The Second Most Unequal Country in the Americas?

I've seen this article from Mercopress a few places today, where it says that Latin America is the most unequal region in the world. The article is quoting from a UN-Habitat report, but unfortunately the report seems to have been released down at the World Urban Forum and isn't available online. The report looks at the what percent of all income goes to the top 10%. The article says that Brazil is the worst, with 50.6% going to the top 10%, followed by Mexico and Argentina, although in a later paragraph it appears that the numbers for Colombia and Chile are both higher than in Mexico. First off, I don't even think the report is looking at overall levels of inequality, the paper was presented at the World Urban Forum, and based on this IPS article from a few days ago, what the paper looks at is inequality in urban areas. But hey, for the purpose of this post lets assume these numbers are right. Based on a paper last year by a Emmanuel Saez from Cal Berkely, this would actually make the US the second most unequal country in the study. Using numbers from 2007, Saez finds that the top 10% in the US get 49.7% of the income. Pretty god damned amazing. Now not all measures of inequality are created equal, so this is a dangerous game, but I really wanted an excuse to post this graph, so there you have it.
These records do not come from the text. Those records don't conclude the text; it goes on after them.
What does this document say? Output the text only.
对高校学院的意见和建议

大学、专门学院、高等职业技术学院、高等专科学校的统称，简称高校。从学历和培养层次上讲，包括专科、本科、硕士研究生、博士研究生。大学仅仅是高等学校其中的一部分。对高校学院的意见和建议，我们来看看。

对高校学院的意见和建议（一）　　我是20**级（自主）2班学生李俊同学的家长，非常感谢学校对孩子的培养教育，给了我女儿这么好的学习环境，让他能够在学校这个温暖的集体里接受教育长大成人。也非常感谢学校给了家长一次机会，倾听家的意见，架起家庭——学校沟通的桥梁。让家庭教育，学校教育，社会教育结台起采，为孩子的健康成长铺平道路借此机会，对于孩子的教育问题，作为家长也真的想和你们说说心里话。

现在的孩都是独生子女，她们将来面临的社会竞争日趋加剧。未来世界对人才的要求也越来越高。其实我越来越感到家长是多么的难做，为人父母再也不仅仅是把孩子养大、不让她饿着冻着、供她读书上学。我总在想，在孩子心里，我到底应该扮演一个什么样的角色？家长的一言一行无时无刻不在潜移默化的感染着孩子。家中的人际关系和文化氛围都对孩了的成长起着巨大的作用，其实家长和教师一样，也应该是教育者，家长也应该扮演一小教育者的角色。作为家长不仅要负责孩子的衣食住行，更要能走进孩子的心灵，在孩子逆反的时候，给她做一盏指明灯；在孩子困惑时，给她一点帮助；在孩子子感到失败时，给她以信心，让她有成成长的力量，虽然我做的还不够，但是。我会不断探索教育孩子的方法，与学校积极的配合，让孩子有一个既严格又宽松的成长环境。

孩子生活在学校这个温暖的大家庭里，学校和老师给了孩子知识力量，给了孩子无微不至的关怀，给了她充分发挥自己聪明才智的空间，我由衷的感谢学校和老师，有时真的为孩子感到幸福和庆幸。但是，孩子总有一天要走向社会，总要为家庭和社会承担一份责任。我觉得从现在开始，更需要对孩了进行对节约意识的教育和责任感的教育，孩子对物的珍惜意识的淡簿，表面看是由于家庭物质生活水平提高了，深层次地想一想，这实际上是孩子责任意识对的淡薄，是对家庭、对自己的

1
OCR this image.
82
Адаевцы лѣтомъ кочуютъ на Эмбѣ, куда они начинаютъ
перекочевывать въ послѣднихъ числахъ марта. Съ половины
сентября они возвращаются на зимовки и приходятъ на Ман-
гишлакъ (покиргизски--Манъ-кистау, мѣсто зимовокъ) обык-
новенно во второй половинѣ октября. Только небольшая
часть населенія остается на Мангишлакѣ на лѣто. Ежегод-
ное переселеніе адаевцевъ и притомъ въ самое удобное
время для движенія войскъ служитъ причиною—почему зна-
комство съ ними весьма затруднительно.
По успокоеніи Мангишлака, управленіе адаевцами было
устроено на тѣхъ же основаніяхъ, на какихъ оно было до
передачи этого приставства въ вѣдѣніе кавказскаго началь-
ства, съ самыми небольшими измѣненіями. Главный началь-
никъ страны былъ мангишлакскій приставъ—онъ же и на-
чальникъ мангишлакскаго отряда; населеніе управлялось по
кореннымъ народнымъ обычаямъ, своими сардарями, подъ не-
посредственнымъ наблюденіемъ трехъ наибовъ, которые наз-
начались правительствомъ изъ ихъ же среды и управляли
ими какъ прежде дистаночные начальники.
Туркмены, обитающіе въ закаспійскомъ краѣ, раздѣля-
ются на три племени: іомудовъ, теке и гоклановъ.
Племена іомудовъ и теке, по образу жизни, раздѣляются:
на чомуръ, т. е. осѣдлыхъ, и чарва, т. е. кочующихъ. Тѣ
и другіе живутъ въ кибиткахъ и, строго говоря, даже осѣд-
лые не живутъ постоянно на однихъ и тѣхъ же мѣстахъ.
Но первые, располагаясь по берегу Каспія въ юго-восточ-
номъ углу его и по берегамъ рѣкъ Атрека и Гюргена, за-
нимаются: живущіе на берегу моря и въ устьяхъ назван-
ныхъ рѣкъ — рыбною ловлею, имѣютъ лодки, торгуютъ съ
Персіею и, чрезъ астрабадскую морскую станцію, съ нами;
Clearly, inequality in LatAm is still really bad and no doubt one of the main issues that needs to be confronted, but following the development path of the US and the economic policies that have been pushed on the region for far too long is not gonna get them there.

Also, I'd like to point anybody looking for good numbers on inequality in Latin America to the Socio-Economic Database for Latin America and the Caribbean (SEDLAC), and they just updated their database too!